Multiple Active Timers
It would also be good if more than one timer could be active at once. Sometimes I’m cooking 3-5 things.
Saved Timers
It would be great if timers could be saved. I can’t think of a reason to limit this number, but just be able to display the list by amount of time OR by alphabetical name.
My Failed Research
A few links (some old):
It can’t be this hard to find and someone else must have already made an app like this.
Other choices?
interested in an answer to this
best i could google was this win/osx app which obviously doesn’t meet your ui-specific reqs but has everything else:
sonoragraphics.com/timer.html
So in my frustration, I clearly left out that I run Ubuntu Server with an LXDE or raw WM on top. Ooops. I’m embarrassed.
Microsoft-Windows and OSX solutions don’t help me – they are the wrong OS.
I did find use ‘sanduhr’ today – a slightly interesting timer GUI, but not quite what I want. The Maemo app, eggtimer, is what I have in mind.

Plug:
I was in a similar situation about a year ago when I switched to wmii. I ended up writing my own command line timer application in Python. I still have work to do on it (e.g: command line options, config file, documentation), but you may like it. I personally use it for short tasks like laundry.
https://github.com/matcatc/Timer
Feel free to contact me at matcatprg AT yahoo DOT com. Let me know if you’d like me to prioritize polishing it up (especially the documentation.)
While it’s not optimal, I schedule a ‘speaker-test -c 5’ using at but since you don’t use an audio device all the time it will not be useful to you.
There are gnome-shell and XFCE applets, can you use the XFCE one with LXDE? I am not sure.
picked up on it, hence the ui comment!
i have a wall mounted hp ultraslim running debian for tv, music and pulling recipes while i cook. would love a solution that would run on this as i have a smaller kitchen – cutting back on whats in my workspace is a big deal.
as it stands im currently using a couple polder 3 in 1 timers which i recommend should you give up: cooking.com/products/shprodde.asp?SKU=159438
Some great ideas guys! Thanks.
@Matthew, you actually reminded me of a perl script I’d written in the ’90s that does timing and sounds an alarm at the end, but python will be preferred by some others. I need something with both visual AND audio alarming.
Getting my attention is not easy. Multiple VMs running on multiple different physical computers and sometimes multiple GUI VMs. There’s only a single KVM, so the computer running the VM with a timer GUI may not be on the screen and the speakers may not be connected, powered on or audio device may not have been attached to the VM. Often, VMs usually make my life easier, but not in this situation.
I already use timers on the stove and on microwaves … the issue here is the timers in the kitchen can’t be heard from the home office. Perhaps I just need another analog kitchen timer in the office? There is a risk – I often forget to set it since the walk leaves lots of time for distractions in the 20-40 seconds it takes to get there.

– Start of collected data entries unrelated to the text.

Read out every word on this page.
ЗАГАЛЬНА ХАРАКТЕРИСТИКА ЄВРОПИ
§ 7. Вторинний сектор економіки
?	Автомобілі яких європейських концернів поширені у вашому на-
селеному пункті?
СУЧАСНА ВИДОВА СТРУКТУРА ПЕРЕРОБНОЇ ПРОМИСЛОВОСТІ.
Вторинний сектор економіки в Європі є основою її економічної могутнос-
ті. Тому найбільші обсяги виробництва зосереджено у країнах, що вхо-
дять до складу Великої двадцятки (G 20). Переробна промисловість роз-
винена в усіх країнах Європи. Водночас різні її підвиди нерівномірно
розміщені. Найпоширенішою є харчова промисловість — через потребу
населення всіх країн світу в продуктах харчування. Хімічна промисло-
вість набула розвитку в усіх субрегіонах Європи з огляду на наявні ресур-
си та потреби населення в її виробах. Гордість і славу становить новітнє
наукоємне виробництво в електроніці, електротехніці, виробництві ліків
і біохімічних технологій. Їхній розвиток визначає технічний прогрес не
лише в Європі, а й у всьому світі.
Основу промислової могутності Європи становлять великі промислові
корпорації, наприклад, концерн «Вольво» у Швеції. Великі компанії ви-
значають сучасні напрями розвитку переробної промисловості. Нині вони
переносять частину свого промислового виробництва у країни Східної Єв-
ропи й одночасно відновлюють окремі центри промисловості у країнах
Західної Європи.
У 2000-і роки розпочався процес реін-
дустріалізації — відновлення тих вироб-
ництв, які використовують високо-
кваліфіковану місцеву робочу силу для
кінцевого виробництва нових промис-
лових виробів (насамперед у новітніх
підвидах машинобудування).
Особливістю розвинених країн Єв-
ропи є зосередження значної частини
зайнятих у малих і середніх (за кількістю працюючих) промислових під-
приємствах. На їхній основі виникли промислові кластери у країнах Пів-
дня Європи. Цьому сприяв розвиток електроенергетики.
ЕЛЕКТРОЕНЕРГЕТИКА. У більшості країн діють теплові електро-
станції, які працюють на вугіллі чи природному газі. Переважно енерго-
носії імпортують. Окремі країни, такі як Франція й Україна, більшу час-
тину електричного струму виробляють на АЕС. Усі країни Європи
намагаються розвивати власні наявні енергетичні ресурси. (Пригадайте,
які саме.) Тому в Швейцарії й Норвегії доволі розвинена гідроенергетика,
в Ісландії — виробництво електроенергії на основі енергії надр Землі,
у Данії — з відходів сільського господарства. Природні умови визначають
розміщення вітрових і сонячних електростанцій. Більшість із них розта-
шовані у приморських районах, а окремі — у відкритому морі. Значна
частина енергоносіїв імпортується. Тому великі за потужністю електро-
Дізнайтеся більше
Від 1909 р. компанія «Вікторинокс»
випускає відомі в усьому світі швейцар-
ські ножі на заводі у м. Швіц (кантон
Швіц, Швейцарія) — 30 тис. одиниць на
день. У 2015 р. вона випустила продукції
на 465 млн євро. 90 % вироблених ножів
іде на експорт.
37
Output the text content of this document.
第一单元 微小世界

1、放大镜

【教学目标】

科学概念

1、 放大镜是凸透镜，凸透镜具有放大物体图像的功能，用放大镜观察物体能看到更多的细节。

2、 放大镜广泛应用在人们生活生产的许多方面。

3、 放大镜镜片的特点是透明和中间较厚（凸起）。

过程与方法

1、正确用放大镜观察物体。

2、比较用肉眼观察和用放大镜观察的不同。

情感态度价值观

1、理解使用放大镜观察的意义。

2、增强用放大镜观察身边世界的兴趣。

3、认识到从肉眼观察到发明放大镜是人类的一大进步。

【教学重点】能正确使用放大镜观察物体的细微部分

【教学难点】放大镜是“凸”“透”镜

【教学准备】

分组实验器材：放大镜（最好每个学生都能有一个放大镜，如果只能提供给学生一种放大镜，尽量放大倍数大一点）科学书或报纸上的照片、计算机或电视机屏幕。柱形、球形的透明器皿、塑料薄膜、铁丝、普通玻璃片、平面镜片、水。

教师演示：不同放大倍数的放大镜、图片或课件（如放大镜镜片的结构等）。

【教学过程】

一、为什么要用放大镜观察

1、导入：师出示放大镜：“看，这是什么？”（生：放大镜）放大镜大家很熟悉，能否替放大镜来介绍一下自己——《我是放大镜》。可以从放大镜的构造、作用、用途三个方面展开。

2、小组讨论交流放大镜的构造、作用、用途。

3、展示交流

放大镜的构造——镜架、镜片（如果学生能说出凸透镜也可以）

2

That’s the issue with using a timer on a tablet or N800. It isn’t usually in the place I need it. Those devices are spread around the house for other uses and don’t sit in the office.
For today, the best answer is to modify that perl script to minimize all windows, display an image and play a sound file loudly. It takes an input like hh:mm:ss already. Actually, it is a pretty trivial script. I just need to figure out the CLI way to minimize all windows. The other alarms are easy.